There’s a special energy which permeates the workspaces of creative people. ‘It’s a free place where ideas can percolate and bubble,’ reflects Melbourne-born, New York-based photographer Paul Barbera. The lensman behind the cult blog Where They Create has recently released his much-awaited second book Where They Create / Japan, which offers a rare glimpse inside the studios of revolutionary artists, architects and designers.
While Paul’s online version of the Where They Create project organically chronicles encounters with creatives met on his travels, this second print volume has materialised from a planned and carefully considered shortlist of over 200 subjects. ‘I wasn’t a known name to most of these studios, and so who said yes or no was often determined by whether or not they resonated with the project,’ explains Paul. ‘There were some surprises: Tadao Ando, one of the most renowned architects in the world, responded to my fax! And designers like Kenya Hara, Shinichiro Ogata and Reiko Sudo, who have never had their personal desks photographed before, also agreed.’
Accompanying Paul’s images are enthralling interviews by Kanae Hasegawa. ‘For Japan, it was important that the writer, Kanae, could communicate in Japanese and brought her expertise on the subject matter,’ stresses Paul, who has dyslexia, and worked hard to memorise names and communicate. He was also thankful to have the support of his wife Queenie Monica Chan, who organised shoot schedules, liaised with studios, coordinated logistics in Japan, and to whom this body of work is dedicated. Nevertheless, one of the most challenging tasks, the editing of more than 20,000 images, fell solely to Paul!

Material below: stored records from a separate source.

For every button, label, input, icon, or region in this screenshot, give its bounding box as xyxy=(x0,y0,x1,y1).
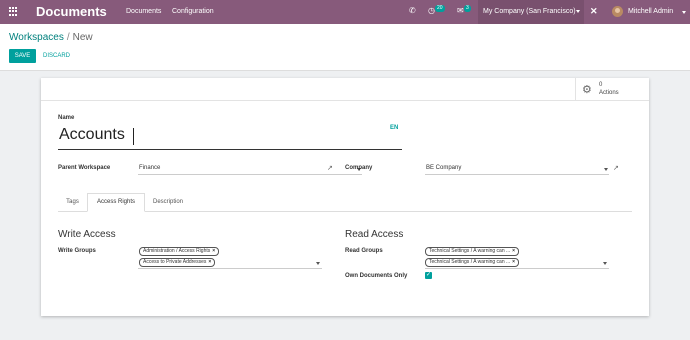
message-count-badge: 3 xyxy=(464,5,471,12)
tab-tags[interactable]: Tags xyxy=(58,194,87,211)
write-group-tag[interactable]: Administration / Access Rights × xyxy=(139,247,220,256)
remove-tag-icon[interactable]: × xyxy=(512,248,515,254)
write-groups-input[interactable] xyxy=(138,268,322,269)
read-group-tag[interactable]: Technical Settings / A warning can ... × xyxy=(425,258,520,267)
user-avatar[interactable] xyxy=(612,6,623,17)
tag-label: Administration / Access Rights xyxy=(143,248,211,254)
own-documents-checkbox[interactable]: ✓ xyxy=(425,272,432,279)
external-link-icon[interactable]: ↗ xyxy=(613,164,619,172)
actions-stat-button[interactable]: ⚙ 0 Actions xyxy=(575,78,650,100)
breadcrumb-workspaces[interactable]: Workspaces xyxy=(9,32,64,43)
write-access-title: Write Access xyxy=(58,229,116,240)
write-group-tag[interactable]: Access to Private Addresses × xyxy=(139,258,216,267)
app-title[interactable]: Documents xyxy=(36,4,107,19)
menu-configuration[interactable]: Configuration xyxy=(172,8,214,15)
name-label: Name xyxy=(58,115,75,121)
company-label: Company xyxy=(345,165,373,171)
debug-tools-icon[interactable]: ✕ xyxy=(590,6,598,17)
name-value: Accounts xyxy=(59,126,125,143)
gears-icon: ⚙ xyxy=(582,84,592,96)
discard-button[interactable]: DISCARD xyxy=(43,53,70,59)
tag-label: Technical Settings / A warning can ... xyxy=(429,259,511,265)
phone-icon[interactable]: ✆ xyxy=(409,6,416,15)
text-cursor xyxy=(133,128,134,145)
chevron-down-icon xyxy=(316,262,320,265)
breadcrumb-separator: / xyxy=(66,32,70,43)
save-button[interactable]: SAVE xyxy=(9,49,36,63)
top-navbar: Documents Documents Configuration ✆ ◷ 20… xyxy=(0,0,690,24)
control-panel: Workspaces / New SAVE DISCARD xyxy=(0,24,690,71)
tag-label: Technical Settings / A warning can ... xyxy=(429,248,511,254)
user-menu[interactable]: Mitchell Admin xyxy=(628,8,673,15)
read-access-title: Read Access xyxy=(345,229,404,240)
external-link-icon[interactable]: ↗ xyxy=(327,164,333,172)
company-select[interactable]: BE Company xyxy=(425,164,609,175)
chevron-down-icon xyxy=(604,168,608,171)
button-box: ⚙ 0 Actions xyxy=(41,78,649,101)
write-groups-label: Write Groups xyxy=(58,248,96,254)
remove-tag-icon[interactable]: × xyxy=(512,259,515,265)
messages-icon[interactable]: ✉ xyxy=(457,6,464,15)
remove-tag-icon[interactable]: × xyxy=(208,259,211,265)
company-switcher[interactable]: My Company (San Francisco) xyxy=(478,0,584,24)
menu-documents[interactable]: Documents xyxy=(126,8,161,15)
read-groups-input[interactable] xyxy=(425,268,609,269)
tag-label: Access to Private Addresses xyxy=(143,259,207,265)
company-switcher-label: My Company (San Francisco) xyxy=(483,8,576,15)
translate-button[interactable]: EN xyxy=(390,125,398,131)
company-value: BE Company xyxy=(426,165,462,171)
tab-access-rights[interactable]: Access Rights xyxy=(87,193,145,212)
own-documents-label: Own Documents Only xyxy=(345,273,408,279)
breadcrumb-current: New xyxy=(72,32,93,43)
chevron-down-icon xyxy=(576,10,580,13)
chevron-down-icon xyxy=(682,11,686,14)
chevron-down-icon xyxy=(603,262,607,265)
activity-clock-icon[interactable]: ◷ xyxy=(428,6,435,15)
parent-workspace-label: Parent Workspace xyxy=(58,165,111,171)
read-groups-label: Read Groups xyxy=(345,248,383,254)
apps-menu-icon[interactable] xyxy=(9,7,18,16)
breadcrumb: Workspaces / New xyxy=(9,32,93,43)
read-group-tag[interactable]: Technical Settings / A warning can ... × xyxy=(425,247,520,256)
notebook-tabs: Tags Access Rights Description xyxy=(58,193,632,212)
remove-tag-icon[interactable]: × xyxy=(212,248,215,254)
parent-workspace-value: Finance xyxy=(139,165,161,171)
actions-count: 0 xyxy=(599,82,603,88)
form-sheet: ⚙ 0 Actions Name Accounts EN Parent Work… xyxy=(41,78,649,316)
name-input[interactable]: Accounts xyxy=(58,124,402,150)
tab-description[interactable]: Description xyxy=(144,194,192,211)
actions-label: Actions xyxy=(599,90,619,96)
activity-count-badge: 20 xyxy=(435,5,445,12)
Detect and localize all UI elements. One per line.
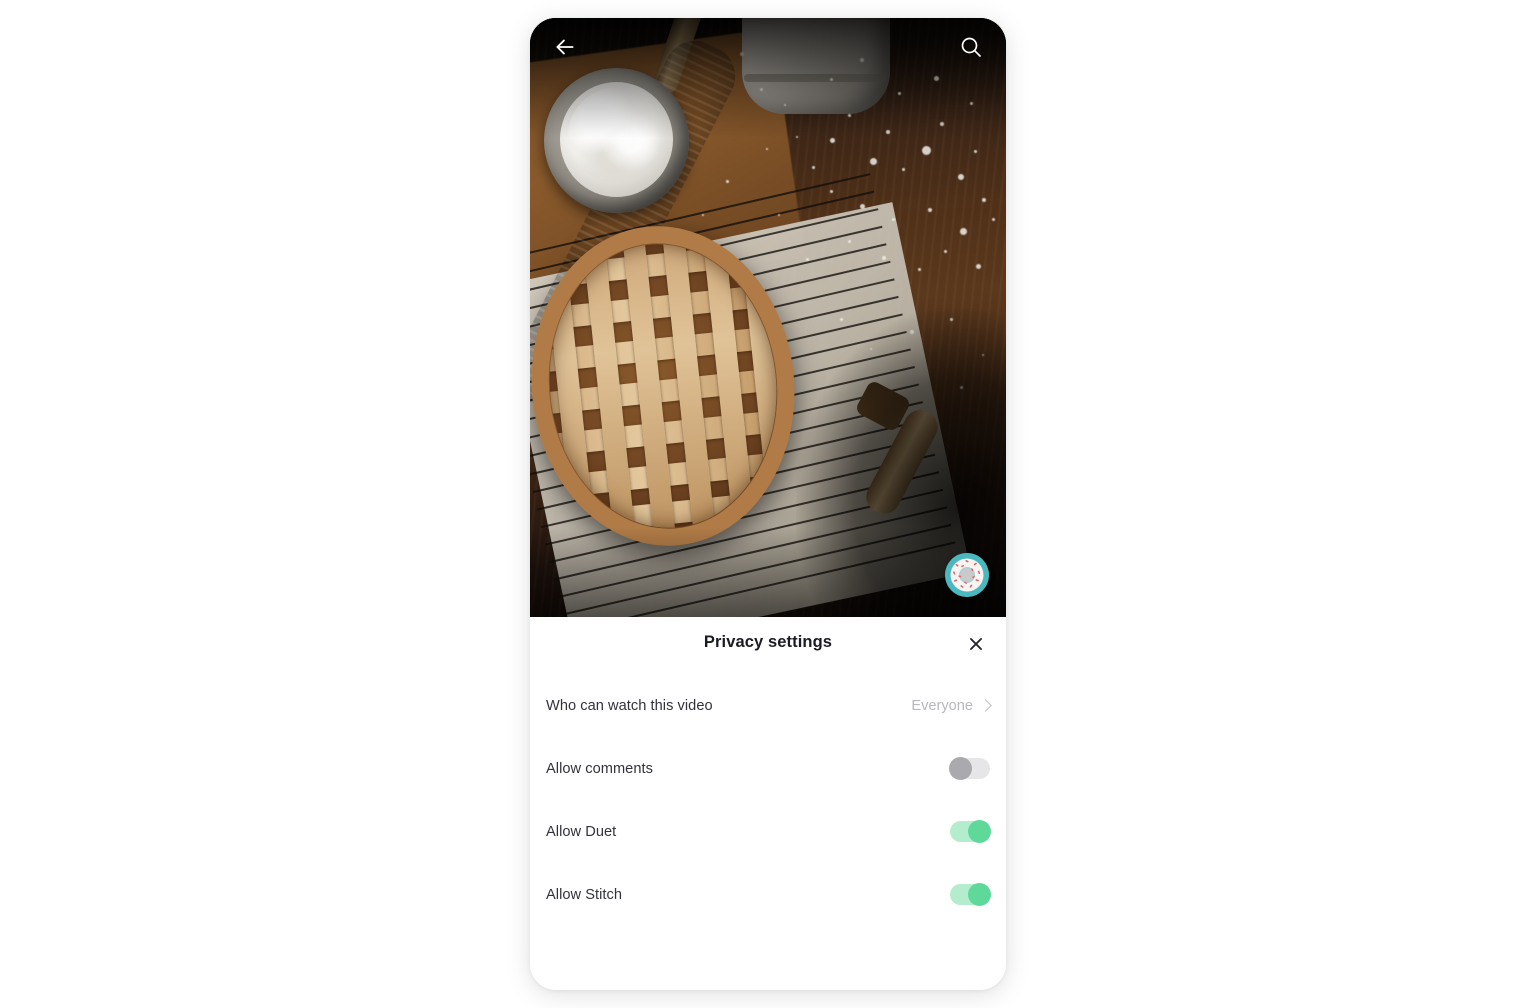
back-arrow-icon [552,34,578,65]
bottom-gradient-overlay [530,527,1006,617]
row-spacer [546,732,990,742]
row-spacer [546,795,990,805]
row-allow-stitch-label: Allow Stitch [546,886,623,903]
flour-speck [892,218,895,221]
flour-speck [974,150,977,153]
row-allow-duet[interactable]: Allow Duet [546,805,991,858]
privacy-settings-sheet: Privacy settings Who can watch this vide… [530,617,1006,990]
flour-speck [702,214,704,216]
video-top-bar [530,18,1006,80]
flour-speck [766,148,768,150]
back-button[interactable] [547,31,583,67]
screenshot-root: Privacy settings Who can watch this vide… [0,0,1536,1008]
row-spacer [546,858,990,868]
flour-speck [992,218,995,221]
chevron-right-icon [979,699,992,712]
row-who-can-watch-value-group: Everyone [911,697,992,714]
flour-speck [960,228,967,235]
flour-speck [918,268,921,271]
close-icon [968,636,984,657]
row-allow-duet-label: Allow Duet [546,823,617,840]
flour-speck [830,190,833,193]
flour-speck [812,166,815,169]
row-who-can-watch-label: Who can watch this video [546,697,713,714]
row-allow-comments[interactable]: Allow comments [546,742,990,795]
flour-speck [778,214,780,216]
music-disc-button[interactable] [945,553,989,597]
close-button[interactable] [959,629,993,663]
sheet-title: Privacy settings [703,633,833,651]
flour-speck [882,256,886,260]
flour-speck [806,258,809,261]
flour-speck [976,264,981,269]
row-allow-stitch[interactable]: Allow Stitch [546,868,991,921]
video-frame-image [530,18,1006,617]
row-who-can-watch[interactable]: Who can watch this video Everyone [546,679,992,732]
flour-speck [870,158,877,165]
search-icon [959,35,983,64]
flour-speck [860,204,865,209]
flour-speck [848,240,851,243]
flour-speck [830,138,835,143]
flour-speck [958,174,964,180]
row-who-can-watch-value: Everyone [911,697,973,714]
settings-row-list: Who can watch this video Everyone Allow … [530,679,1006,921]
flour-speck [922,146,931,155]
toggle-knob [968,820,991,843]
phone-frame: Privacy settings Who can watch this vide… [530,18,1006,990]
toggle-knob [949,757,972,780]
row-allow-comments-label: Allow comments [546,760,653,777]
toggle-allow-stitch[interactable] [950,883,991,906]
flour-speck [726,180,729,183]
video-player[interactable] [530,18,1006,617]
flour-speck [902,168,905,171]
sheet-header: Privacy settings [530,617,1006,679]
search-button[interactable] [953,31,989,67]
flour-speck [944,250,947,253]
toggle-allow-comments[interactable] [949,757,990,780]
flour-speck [928,208,932,212]
toggle-knob [968,883,991,906]
toggle-allow-duet[interactable] [950,820,991,843]
flour-speck [982,198,986,202]
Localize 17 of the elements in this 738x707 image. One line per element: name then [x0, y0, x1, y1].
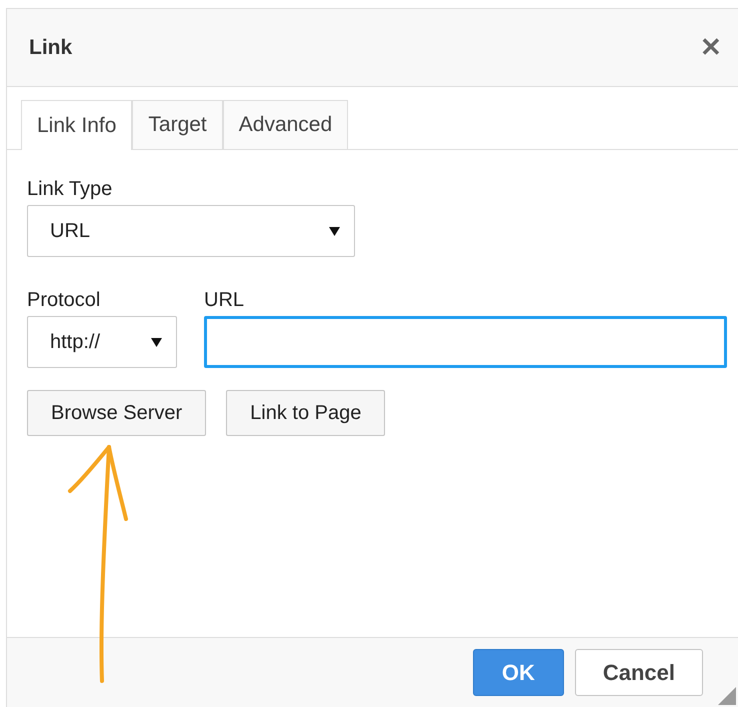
action-button[interactable]: Browse Server: [27, 390, 206, 436]
resize-grip-icon: [718, 687, 736, 705]
action-button[interactable]: Link to Page: [226, 390, 386, 436]
close-button[interactable]: ✕: [700, 32, 722, 63]
tab[interactable]: Advanced: [222, 100, 348, 149]
url-field[interactable]: [204, 316, 727, 368]
field-label: Protocol: [27, 289, 102, 312]
dialog-title: Link: [29, 36, 72, 60]
caret-icon: [151, 338, 162, 346]
field-label: URL: [204, 289, 246, 312]
field-label: Link Type: [27, 178, 114, 201]
caret-icon: [329, 226, 340, 236]
cancel-button[interactable]: Cancel: [574, 649, 703, 696]
tab[interactable]: Link Info: [21, 100, 132, 150]
protocol-select[interactable]: http://: [27, 316, 177, 368]
tab[interactable]: Target: [132, 100, 223, 149]
link-type-select[interactable]: URL: [27, 205, 355, 257]
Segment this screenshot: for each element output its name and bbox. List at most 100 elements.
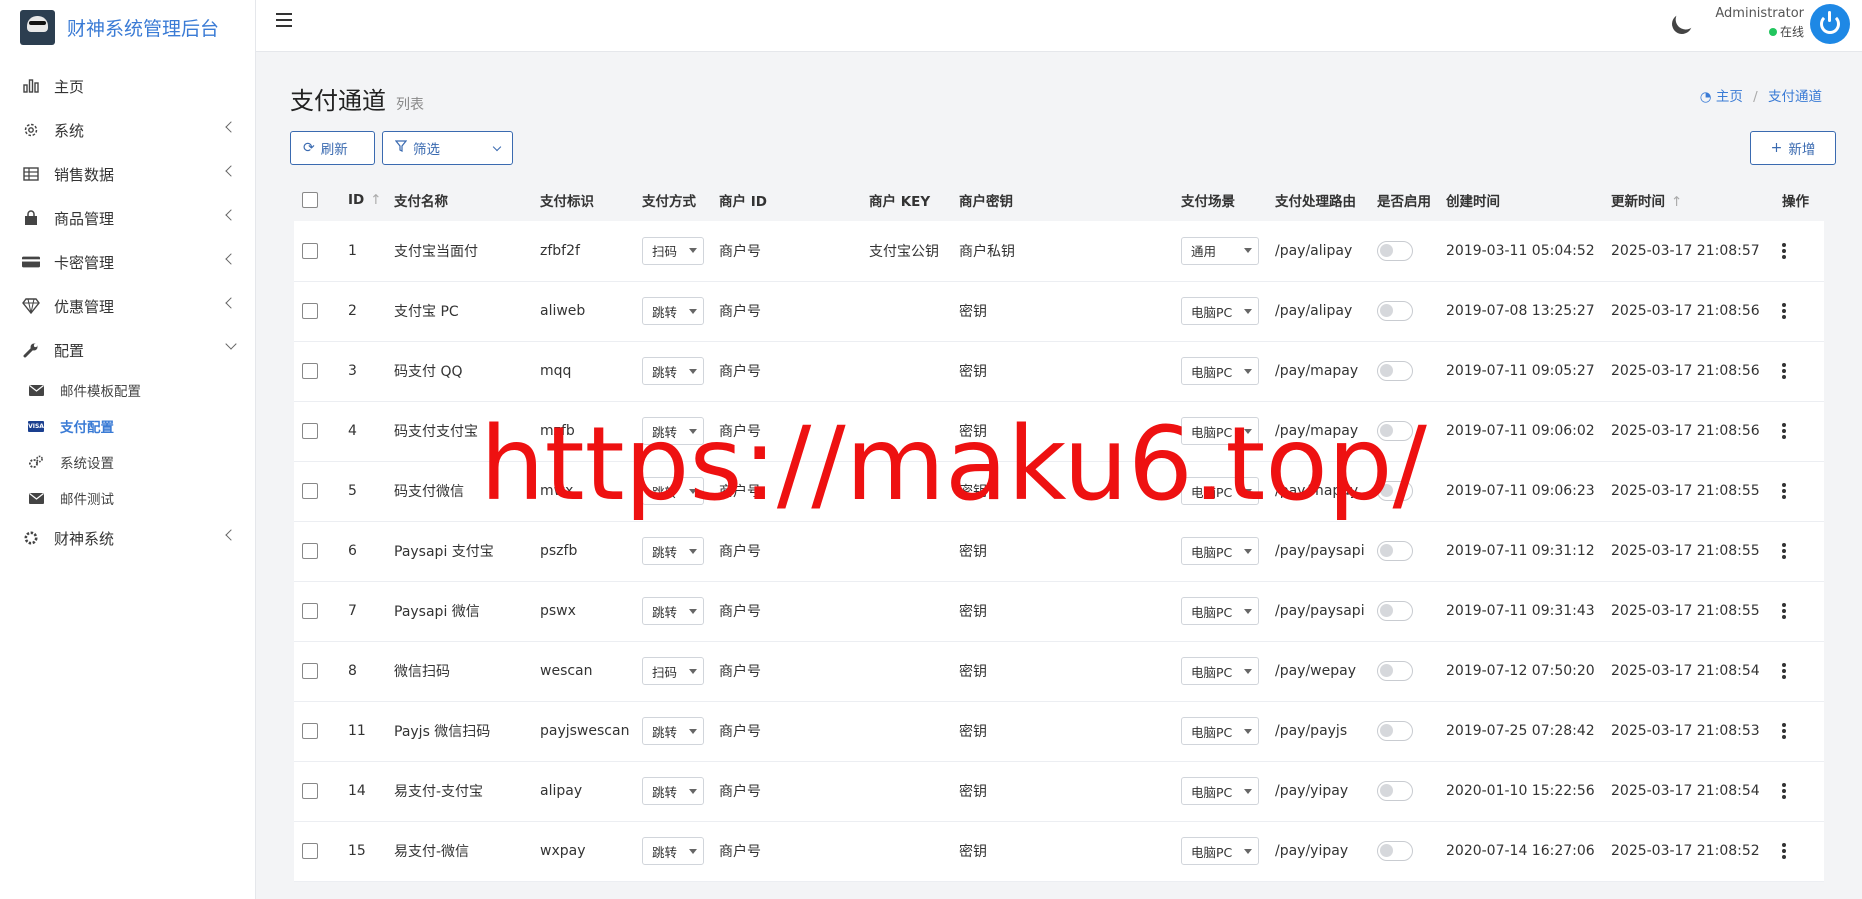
cell-route: /pay/mapay [1275,363,1359,379]
more-actions-icon[interactable] [1782,363,1786,379]
scene-select[interactable]: 电脑PC [1181,477,1259,505]
enabled-toggle[interactable] [1377,841,1413,861]
row-checkbox[interactable] [302,423,318,439]
row-checkbox[interactable] [302,242,318,259]
avatar[interactable] [1810,4,1850,44]
sidebar-item-config[interactable]: 配置 [0,328,255,372]
more-actions-icon[interactable] [1782,843,1786,859]
moon-icon[interactable] [1669,11,1695,37]
method-select[interactable]: 跳转 [642,477,704,505]
enabled-toggle[interactable] [1377,240,1413,261]
more-actions-icon[interactable] [1782,303,1786,319]
enabled-toggle[interactable] [1377,301,1413,321]
enabled-toggle[interactable] [1377,781,1413,801]
method-select[interactable]: 跳转 [642,837,704,865]
method-select[interactable]: 跳转 [642,777,704,805]
cell-enabled [1369,401,1438,461]
more-actions-icon[interactable] [1782,483,1786,499]
col-header-enabled: 是否启用 [1377,194,1431,210]
scene-select[interactable]: 电脑PC [1181,717,1259,745]
more-actions-icon[interactable] [1782,242,1786,259]
scene-select[interactable]: 电脑PC [1181,417,1259,445]
enabled-toggle[interactable] [1377,541,1413,561]
more-actions-icon[interactable] [1782,423,1786,439]
cell-merchant-id: 商户号 [719,364,761,380]
sidebar-subitem-email-template[interactable]: 邮件模板配置 [0,372,255,408]
scene-select[interactable]: 电脑PC [1181,777,1259,805]
row-checkbox[interactable] [302,663,318,679]
sidebar-item-cards[interactable]: 卡密管理 [0,240,255,284]
diamond-icon [22,297,40,315]
enabled-toggle[interactable] [1377,421,1413,441]
scene-select[interactable]: 电脑PC [1181,297,1259,325]
cell-name: 易支付-微信 [394,844,470,860]
method-select[interactable]: 跳转 [642,297,704,325]
method-select[interactable]: 跳转 [642,597,704,625]
refresh-button[interactable]: ⟳ 刷新 [290,131,375,165]
method-select[interactable]: 跳转 [642,537,704,565]
row-checkbox[interactable] [302,783,318,799]
row-checkbox[interactable] [302,543,318,559]
method-select[interactable]: 跳转 [642,417,704,445]
more-actions-icon[interactable] [1782,663,1786,679]
method-select[interactable]: 扫码 [642,657,704,685]
scene-select[interactable]: 电脑PC [1181,657,1259,685]
gear-icon [22,529,40,547]
filter-button[interactable]: 筛选 [382,131,513,165]
hamburger-menu-icon[interactable] [276,13,292,27]
row-checkbox[interactable] [302,363,318,379]
col-header-secret: 商户密钥 [959,194,1013,210]
cell-id: 7 [348,603,357,619]
more-actions-icon[interactable] [1782,603,1786,619]
more-actions-icon[interactable] [1782,723,1786,739]
row-checkbox[interactable] [302,723,318,739]
add-button[interactable]: + 新增 [1750,131,1836,165]
scene-select[interactable]: 电脑PC [1181,837,1259,865]
row-checkbox[interactable] [302,303,318,319]
row-checkbox[interactable] [302,603,318,619]
sidebar-item-home[interactable]: 主页 [0,64,255,108]
sidebar-item-caishen[interactable]: 财神系统 [0,516,255,560]
row-checkbox[interactable] [302,843,318,859]
user-info[interactable]: Administrator 在线 [1715,6,1804,40]
col-header-updated[interactable]: 更新时间 [1603,179,1774,221]
select-all-checkbox[interactable] [302,192,318,208]
filter-icon [394,140,408,156]
scene-select[interactable]: 电脑PC [1181,357,1259,385]
row-checkbox[interactable] [302,483,318,499]
method-select[interactable]: 跳转 [642,357,704,385]
method-select[interactable]: 扫码 [642,236,704,265]
sidebar-subitem-system-settings[interactable]: 系统设置 [0,444,255,480]
chevron-left-icon [225,121,237,133]
table-body: 1 支付宝当面付 zfbf2f 扫码 商户号 支付宝公钥 商户私钥 通用/pay/alipay… [294,221,1824,881]
sidebar-item-sales[interactable]: 销售数据 [0,152,255,196]
method-select[interactable]: 跳转 [642,717,704,745]
caret-down-icon [689,788,697,794]
sidebar-item-promotions[interactable]: 优惠管理 [0,284,255,328]
topbar: Administrator 在线 [256,0,1862,52]
cell-merchant-id: 商户号 [719,724,761,740]
cell-id: 1 [348,242,357,259]
cell-created: 2019-03-11 05:04:52 [1446,242,1595,259]
enabled-toggle[interactable] [1377,481,1413,501]
scene-select[interactable]: 电脑PC [1181,537,1259,565]
more-actions-icon[interactable] [1782,783,1786,799]
sidebar-subitem-email-test[interactable]: 邮件测试 [0,480,255,516]
row-select-cell [294,521,340,581]
scene-select[interactable]: 通用 [1181,236,1259,265]
cell-merchant-key [861,581,951,641]
cell-enabled [1369,761,1438,821]
sidebar-item-system[interactable]: 系统 [0,108,255,152]
cell-enabled [1369,641,1438,701]
breadcrumb-home[interactable]: 主页 [1716,89,1743,105]
enabled-toggle[interactable] [1377,601,1413,621]
enabled-toggle[interactable] [1377,661,1413,681]
sidebar-item-products[interactable]: 商品管理 [0,196,255,240]
more-actions-icon[interactable] [1782,543,1786,559]
enabled-toggle[interactable] [1377,361,1413,381]
enabled-toggle[interactable] [1377,721,1413,741]
brand[interactable]: 财神系统管理后台 [0,0,255,54]
sidebar-subitem-payment-config[interactable]: VISA 支付配置 [0,408,255,444]
scene-select[interactable]: 电脑PC [1181,597,1259,625]
col-header-id[interactable]: ID [340,179,386,221]
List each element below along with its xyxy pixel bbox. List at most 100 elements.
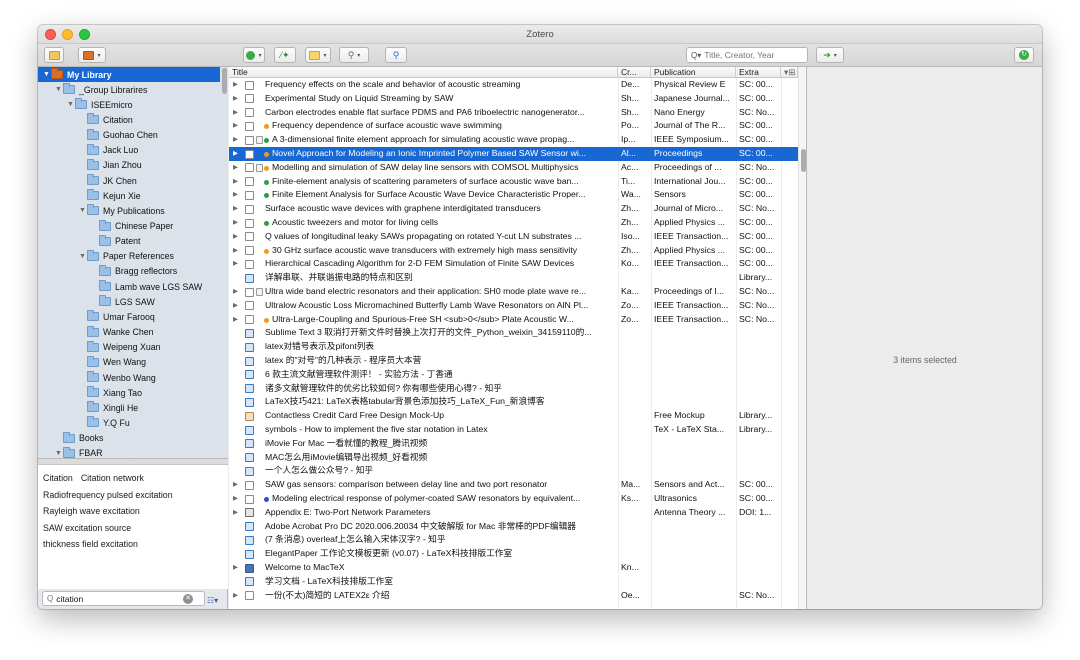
tag[interactable]: Rayleigh wave excitation: [43, 503, 140, 520]
tag-filter-field[interactable]: Q ✕: [42, 591, 205, 606]
collection-my-publications[interactable]: ▼ My Publications: [38, 203, 220, 218]
item-row[interactable]: ▶ Hierarchical Cascading Algorithm for 2-…: [229, 257, 798, 271]
item-row[interactable]: Contactless Credit Card Free Design Mock…: [229, 409, 798, 423]
collection-xingli-he[interactable]: Xingli He: [38, 400, 220, 415]
item-expand-triangle-icon[interactable]: ▶: [231, 506, 240, 520]
item-row[interactable]: ▶ 一份(不太)简短的 LATEX2ε 介绍 Oe... SC: No...: [229, 589, 798, 603]
item-row[interactable]: ▶ Appendix E: Two-Port Network Parameters…: [229, 506, 798, 520]
tag[interactable]: Radiofrequency pulsed excitation: [43, 487, 173, 504]
item-expand-triangle-icon[interactable]: ▶: [231, 561, 240, 575]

The photographer set out on this project as a simple means to explore his fascination with Japan. ‘Many Japanese designers are very focused on quality over quantity, and so it drives a certain level of craftsmanship, and I wanted to learn where this comes from, especially with regards to the practice of Shinto,’ he explains. ‘I also wanted to know why there is such a strong sense of aesthetic in Japan.’
‘For me, they are the original minimalists!’
Surprisingly, one of the more interesting insights surfaced after the book was published, when Paul was invited to do a talk at the Japan Society in New York, alongside featured artists. ‘Someone asked me why I chose artist Hiroko Takahashi to be on the cover of the book, I said it was not easy for me to choose but that I really loved the image. They explained that in Japan, the person on the cover would have been based on their seniority, and that the order of the book would have followed that too,’ tells Paul. The title’s structure instead follows the flow of studios, with the first being that of graphic designer Rikako Nagashima, which is situated in the 1968 Tokyo Olympics athlete’s village.
When questioned on why people are so fascinated by peeking into the workspaces of others, it’s plain and simple to Paul: ‘we are all voyeurs at heart!’